5024. — À M.  LE CARDINAL DE BERNIS.
Aux Délices, 3 septembre.

Je suis affligé en mon étui, monseigneur, mes sens me quittent l’un après l’autre, en dépit de Tronchin. La nature est plus forte que lui dans une machine frêle qu’elle mine de tous les côtés. Une fluxion diabolique m’a privé de l’ouïe, et presque de la vue. La famille d’Alexandre s’en est mal trouvée ; je l’ai abandonnée jusqu’à ce que je souffre moins ; mais je n’ai pas abandonné la famille des Calas, qui est aussi malheureuse que celle d’Alexandre. Je prends la liberté d’envoyer à Votre Éminence un petit Mémoire assez curieux sur cette cruelle affaire ; la première partie pourra vous amuser, la seconde pourra vous attendrir et vous indigner. Le conseil enfin est saisi des pièces, et l’on va revoir le jugement de Toulouse. Vous me demanderez pourquoi je me suis chargé de ce procès ; c’est parce que personne ne s’en chargeait, et qu’il m’a paru que les hommes étaient trop indifférents sur les malheurs d’autrui. Si Pierre III n’avait pas été un ivrogne, son aventure serait un beau sujet de tragédie. Deux rivales, une femme près d’être répudiée, une révolution subite ; l’étoffe ne manque pas. L’amour encore a fait assassiner le roi de Portugal[1] ; et puis qu’on aille dire que nous avons tort de mettre de l’amour dans nos pièces !

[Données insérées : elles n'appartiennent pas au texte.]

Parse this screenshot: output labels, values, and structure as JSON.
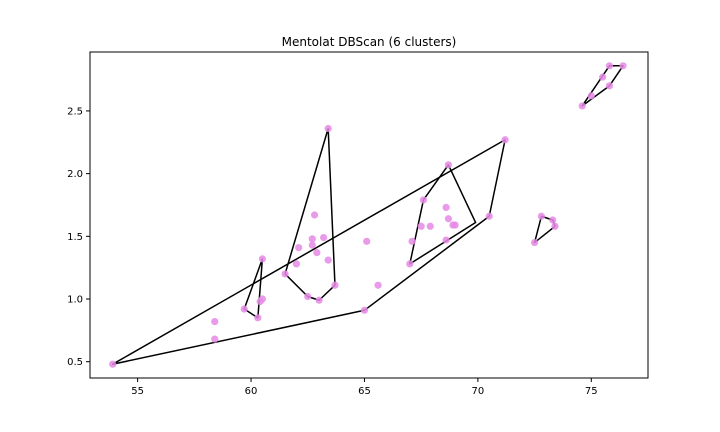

En voilà trop pour un sourd presque aveugle. Nous répétons Cassandre. Mlle  Corneille ne jouera pas mal Olympie ; mais elle jouera mieux Chimène, comme de raison.

Je vous réitère mes très-tendres respects.

  1. Le roi de Portugal avait une intrigue amoureuse avec la comtesse Ataïde d’Alouguia : voyez tome XV, page 395.